Content migration: site links and SEO

Protecting valuable links for users and search engines is an important step in any site migration

Once you’ve migrated your content to a brand new content management system you may very well end up saving your valuable content but hiding it from hungry users. You finally got rid of those ugly parameter based links (you know, http://mysite.com/?product=espressomakers) but two of those old links were top hits on Google, and who knows how many inbound links you have - you don’t control those.

There are a couple of solutions for this problem. The first and preferred method is to redirect all of the old links to the new locations. The second is to maintain a parallel and linked copy of the old content. More on that later.

If your site has a manageable number of pages (let’s say 2-3 dozen for now, excluding a blog), you could map all of those pages to their new home, if they have one. What you’ll need to do is add some rewrite rules in your Apache .htaccess file that create permanent redirections from the old locations to the new ones. Note: you could do this elsewhere, too, e.g. by using HttpResponsePermanentRedirect in a Django based system. Whatever you do you want to set up permanent redirects. We’ll just use .htaccess here.

For our earlier example link, you might set up a redirect like so:

RewriteCond %{QUERY_STRING} ^product=(espressomakers)$
RewriteRule ^(.*)$ http://mysite.com/products/espressomakers? [R=301,L]

This rule consists of two lines, necessary because the redirect rule line by itself ignores everything in URL query strings. If we redirecting a file name or a path without queries, it might look more like this:

RewriteRule ^espressomakers.html$ http://mysite.com/products/espressomakers [R=301,L]

Notice we removed that trailing question mark from the new URL. That was added in to tell the first rule not to add the query expression back into the URL, which might be useful in some cases. In both cases the R=301 reports an HTTP 301 status code, which means permanent redirect, and the L tells Apache server that this is the last rule to evaluate. No need to keep checking other rewrite rules if we don’t need to.

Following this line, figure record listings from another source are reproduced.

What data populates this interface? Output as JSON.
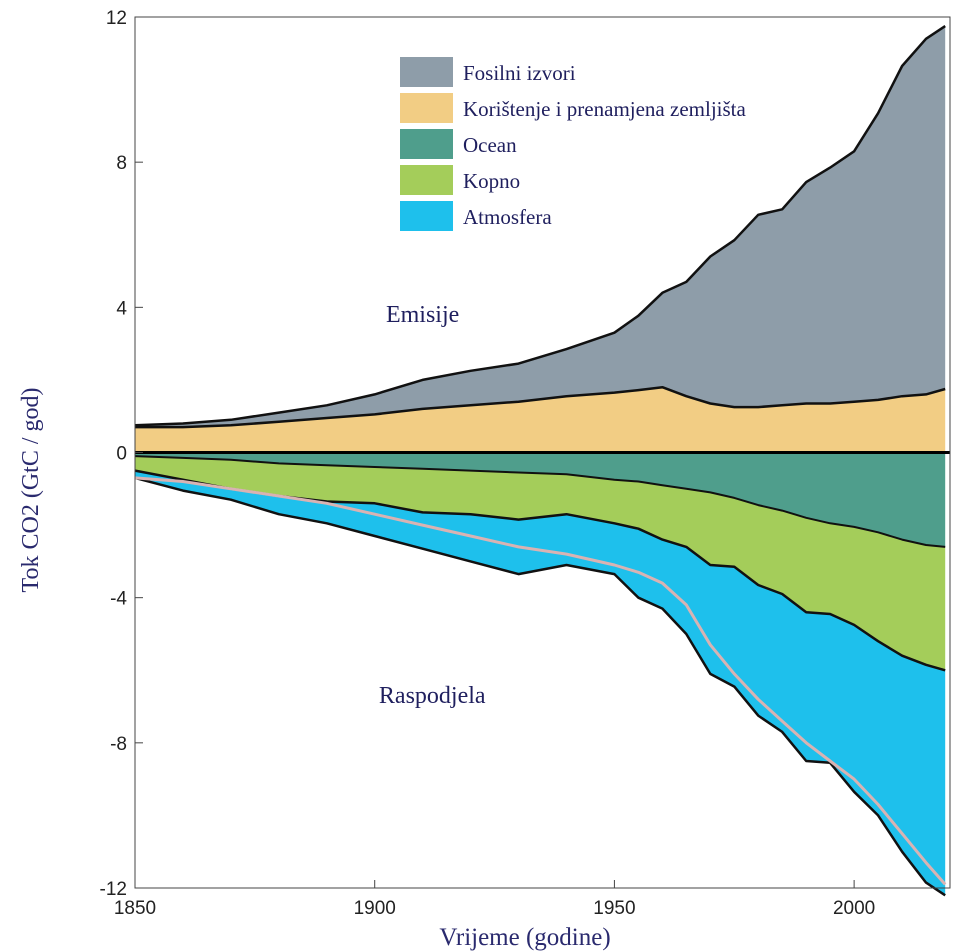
{
  "chart_data": {
    "type": "area",
    "xlabel": "Vrijeme (godine)",
    "ylabel": "Tok CO2 (GtC / god)",
    "xlim": [
      1850,
      2020
    ],
    "ylim": [
      -12,
      12
    ],
    "x_ticks": [
      1850,
      1900,
      1950,
      2000
    ],
    "y_ticks": [
      12,
      8,
      4,
      0,
      -4,
      -8,
      -12
    ],
    "y_tick_labels": [
      "12",
      "8",
      "4",
      "0",
      "-4",
      "-8",
      "-12"
    ],
    "legend_position": "top-center",
    "annotations": [
      {
        "text": "Emisije",
        "x": 1910,
        "y": 3.6
      },
      {
        "text": "Raspodjela",
        "x": 1912,
        "y": -6.9
      }
    ],
    "colors": {
      "fossil": "#8e9da9",
      "land_use": "#f2cd84",
      "ocean": "#4f9e8c",
      "land": "#a4cd5a",
      "atmosphere": "#1ec0ec",
      "growth_line": "#d9b3b3"
    },
    "x": [
      1850,
      1860,
      1870,
      1880,
      1890,
      1900,
      1910,
      1920,
      1930,
      1940,
      1950,
      1955,
      1960,
      1965,
      1970,
      1975,
      1980,
      1985,
      1990,
      1995,
      2000,
      2005,
      2010,
      2015,
      2019
    ],
    "series": [
      {
        "key": "fossil",
        "name": "Fosilni izvori",
        "values": [
          0.05,
          0.1,
          0.15,
          0.25,
          0.35,
          0.55,
          0.8,
          0.95,
          1.05,
          1.3,
          1.65,
          2.05,
          2.6,
          3.15,
          4.05,
          4.6,
          5.3,
          5.4,
          6.1,
          6.5,
          6.9,
          7.9,
          9.1,
          9.8,
          10.0
        ]
      },
      {
        "key": "land_use",
        "name": "Korištenje i prenamjena zemljišta",
        "values": [
          0.7,
          0.7,
          0.75,
          0.85,
          0.95,
          1.05,
          1.2,
          1.3,
          1.4,
          1.55,
          1.65,
          1.72,
          1.8,
          1.55,
          1.35,
          1.25,
          1.25,
          1.3,
          1.35,
          1.35,
          1.4,
          1.45,
          1.55,
          1.6,
          1.75
        ]
      },
      {
        "key": "ocean",
        "name": "Ocean",
        "values": [
          -0.1,
          -0.15,
          -0.2,
          -0.3,
          -0.35,
          -0.4,
          -0.45,
          -0.5,
          -0.55,
          -0.6,
          -0.75,
          -0.8,
          -0.9,
          -1.0,
          -1.1,
          -1.25,
          -1.45,
          -1.6,
          -1.8,
          -1.95,
          -2.05,
          -2.2,
          -2.4,
          -2.55,
          -2.6
        ]
      },
      {
        "key": "land",
        "name": "Kopno",
        "values": [
          -0.4,
          -0.6,
          -0.8,
          -0.9,
          -1.0,
          -1.0,
          -1.2,
          -1.2,
          -1.3,
          -1.1,
          -1.2,
          -1.3,
          -1.5,
          -1.6,
          -2.0,
          -1.9,
          -2.2,
          -2.3,
          -2.6,
          -2.5,
          -2.7,
          -3.0,
          -3.2,
          -3.3,
          -3.4
        ]
      },
      {
        "key": "atmosphere",
        "name": "Atmosfera",
        "values": [
          -0.2,
          -0.3,
          -0.3,
          -0.5,
          -0.6,
          -0.9,
          -1.0,
          -1.3,
          -1.5,
          -1.4,
          -1.4,
          -1.9,
          -1.9,
          -2.4,
          -3.0,
          -3.3,
          -3.6,
          -3.8,
          -4.1,
          -4.1,
          -4.6,
          -4.8,
          -5.4,
          -6.0,
          -6.2
        ]
      }
    ],
    "growth_line": {
      "name": "",
      "values": [
        -0.7,
        -0.8,
        -1.0,
        -1.2,
        -1.4,
        -1.7,
        -2.0,
        -2.3,
        -2.6,
        -2.8,
        -3.1,
        -3.3,
        -3.6,
        -4.2,
        -5.3,
        -6.1,
        -6.8,
        -7.4,
        -8.0,
        -8.5,
        -9.0,
        -9.7,
        -10.5,
        -11.3,
        -11.9
      ]
    }
  }
}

You have two options: you can map every URL, or you can not map every URL. If you have a lot of pages to map, and the URLs don’t follow a consistent pattern that can be applied as a rule, you might not care to map them all. What you will want to do at the very least is map the pages that serve as popular landing pages. You can discover these through your analytics reporting (which hopefully you were able to set up before migration) or by using Google Webmaster Tools. This will show you top queries to your site (from which you can find those key pages) as well as pages receiving lots of inbound links. Those are the pages that you need to redirect.